The two Ceremyons turned then and took to the air.

Immediately after the meeting, in the short time that was left before lunch, Ariel, Derec, and Wolruf began planning the robot farm experiment, discussing in broad outline the revisions in the programming of the Avery robots that would be required, not only for the many different farms themselves, but also for the creation of the city's new terminal facilities that would be needed to support the farms.

SilverSide had not returned by the time they sat down to lunch. In spite of all the trouble he had caused her, Ariel felt inexplicably concerned about his welfare.

Chapter 22. The Egg

Once again SilverSide was in turmoil. All was confusion. Who should he believe? He wished only to evade the dilemma. He metamorphosed, escaping back to the relative peace of his wolfish “childhood,” back to the days when LifeCrier had guided him into the life of the pack on the wolf planet.

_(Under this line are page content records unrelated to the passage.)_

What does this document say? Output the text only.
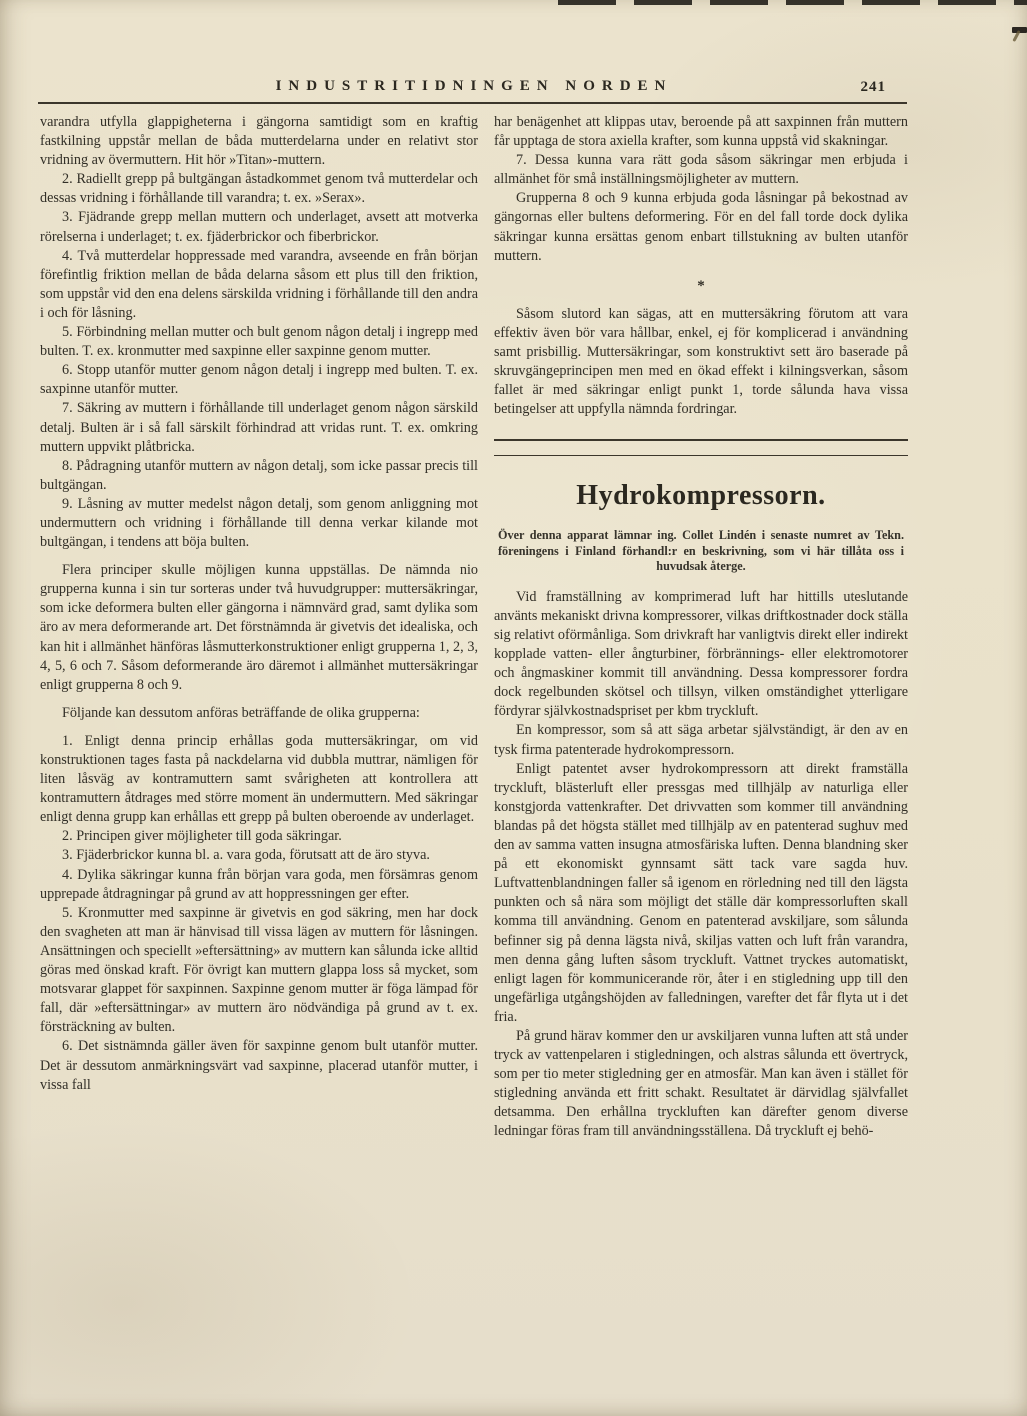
INDUSTRITIDNINGEN NORDEN	241

varandra utfylla glappigheterna i gängorna samtidigt som en kraftig fastkilning uppstår mellan de båda mutterdelarna under en relativt stor vridning av övermuttern. Hit hör »Titan»-muttern.

2. Radiellt grepp på bultgängan åstadkommet genom två mutterdelar och dessas vridning i förhållande till varandra; t. ex. »Serax».

3. Fjädrande grepp mellan muttern och underlaget, avsett att motverka rörelserna i underlaget; t. ex. fjäderbrickor och fiberbrickor.

4. Två mutterdelar hoppressade med varandra, avseende en från början förefintlig friktion mellan de båda delarna såsom ett plus till den friktion, som uppstår vid den ena delens särskilda vridning i förhållande till den andra i och för låsning.

5. Förbindning mellan mutter och bult genom någon detalj i ingrepp med bulten. T. ex. kronmutter med saxpinne eller saxpinne genom mutter.

6. Stopp utanför mutter genom någon detalj i ingrepp med bulten. T. ex. saxpinne utanför mutter.

7. Säkring av muttern i förhållande till underlaget genom någon särskild detalj. Bulten är i så fall särskilt förhindrad att vridas runt. T. ex. omkring muttern uppvikt plåtbricka.

8. Pådragning utanför muttern av någon detalj, som icke passar precis till bultgängan.

9. Låsning av mutter medelst någon detalj, som genom anliggning mot undermuttern och vridning i förhållande till denna verkar kilande mot bultgängan, i tendens att böja bulten.

Flera principer skulle möjligen kunna uppställas. De nämnda nio grupperna kunna i sin tur sorteras under två huvudgrupper: muttersäkringar, som icke deformera bulten eller gängorna i nämnvärd grad, samt dylika som äro av mera deformerande art. Det förstnämnda är givetvis det idealiska, och kan hit i allmänhet hänföras låsmutterkonstruktioner enligt grupperna 1, 2, 3, 4, 5, 6 och 7. Såsom deformerande äro däremot i allmänhet muttersäkringar enligt grupperna 8 och 9.

Följande kan dessutom anföras beträffande de olika grupperna:

1. Enligt denna princip erhållas goda muttersäkringar, om vid konstruktionen tages fasta på nackdelarna vid dubbla muttrar, nämligen för liten låsväg av kontramuttern samt svårigheten att kontrollera att kontramuttern åtdrages med större moment än undermuttern. Med säkringar enligt denna grupp kan erhållas ett grepp på bulten oberoende av underlaget.

2. Principen giver möjligheter till goda säkringar.

3. Fjäderbrickor kunna bl. a. vara goda, förutsatt att de äro styva.

4. Dylika säkringar kunna från början vara goda, men försämras genom upprepade åtdragningar på grund av att hoppressningen ger efter.

5. Kronmutter med saxpinne är givetvis en god säkring, men har dock den svagheten att man är hänvisad till vissa lägen av muttern för låsningen. Ansättningen och speciellt »eftersättning» av muttern kan sålunda icke alltid göras med önskad kraft. För övrigt kan muttern glappa loss så mycket, som motsvarar glappet för saxpinnen. Saxpinne genom mutter är föga lämpad för fall, där »eftersättningar» av muttern äro nödvändiga på grund av t. ex. försträckning av bulten.

6. Det sistnämnda gäller även för saxpinne genom bult utanför mutter. Det är dessutom anmärkningsvärt vad saxpinne, placerad utanför mutter, i vissa fall

har benägenhet att klippas utav, beroende på att saxpinnen från muttern får upptaga de stora axiella krafter, som kunna uppstå vid skakningar.

7. Dessa kunna vara rätt goda såsom säkringar men erbjuda i allmänhet för små inställningsmöjligheter av muttern.

Grupperna 8 och 9 kunna erbjuda goda låsningar på bekostnad av gängornas eller bultens deformering. För en del fall torde dock dylika säkringar kunna ersättas genom enbart tillstukning av bulten utanför muttern.

*

Såsom slutord kan sägas, att en muttersäkring förutom att vara effektiv även bör vara hållbar, enkel, ej för komplicerad i användning samt prisbillig. Muttersäkringar, som konstruktivt sett äro baserade på skruvgängeprincipen men med en ökad effekt i kilningsverkan, såsom fallet är med säkringar enligt punkt 1, torde sålunda hava vissa betingelser att uppfylla nämnda fordringar.

Hydrokompressorn.

Över denna apparat lämnar ing. Collet Lindén i senaste numret av Tekn. föreningens i Finland förhandl:r en beskrivning, som vi här tillåta oss i huvudsak återge.

Vid framställning av komprimerad luft har hittills uteslutande använts mekaniskt drivna kompressorer, vilkas driftkostnader dock ställa sig relativt oförmånliga. Som drivkraft har vanligtvis direkt eller indirekt kopplade vatten- eller ångturbiner, förbrännings- eller elektromotorer och ångmaskiner kommit till användning. Dessa kompressorer fordra dock regelbunden skötsel och tillsyn, vilken omständighet ytterligare fördyrar självkostnadspriset per kbm tryckluft.

En kompressor, som så att säga arbetar självständigt, är den av en tysk firma patenterade hydrokompressorn.

Enligt patentet avser hydrokompressorn att direkt framställa tryckluft, blästerluft eller pressgas med tillhjälp av naturliga eller konstgjorda vattenkrafter. Det drivvatten som kommer till användning blandas på det högsta stället med tillhjälp av en patenterad sughuv med den av samma vatten insugna atmosfäriska luften. Denna blandning sker på ett ekonomiskt gynnsamt sätt tack vare sagda huv. Luftvattenblandningen faller så igenom en rörledning ned till den lägsta punkten och så nära som möjligt det ställe där kompressorluften skall komma till användning. Genom en patenterad avskiljare, som sålunda befinner sig på denna lägsta nivå, skiljas vatten och luft från varandra, men denna gång luften såsom tryckluft. Vattnet tryckes automatiskt, enligt lagen för kommunicerande rör, åter i en stigledning upp till den ungefärliga utgångshöjden av falledningen, varefter det får flyta ut i det fria.

På grund härav kommer den ur avskiljaren vunna luften att stå under tryck av vattenpelaren i stigledningen, och alstras sålunda ett övertryck, som per tio meter stigledning ger en atmosfär. Man kan även i stället för stigledning använda ett fritt schakt. Resultatet är därvidlag självfallet detsamma. Den erhållna tryckluften kan därefter genom diverse ledningar föras fram till användningsställena. Då tryckluft ej behö-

Thus, midmorning found SilverSide imprinted on the wolflike female KeenEye, trotting along an animal trail far from the robot city. As she had the night before, she spent the late morning and early afternoon exploring the vast Forest of Repose, its trails, brooks, rivers, and lakes that lay within ten kilometers of the city.

Monitoring the field lines of Oyster World's natural magnetism kept her oriented during her aimless roving, so that as the morning waned, she began to zero in on the dome without dwelling on what she was going to do when she got there.

In the early afternoon, she came to the edge of the forest opposite the mirage-like transparency that concealed the robot city. She sat down on her haunches and stared at the dome with unseeing eyes, mulling over-as she had all morning-what Neuronius and then Sarco had told her.

She could not escape the essential validity of Sarco's assessment of Neuronius-a self-centered, paranoid psychopath-nor could she any longer ignore Synapo's directive to serve Miss Ariel and the feeling that that could best be done in the male imprint of Jacob Winterson, who was already serving Miss Ariel with apparently great efficiency and to her obvious satisfaction.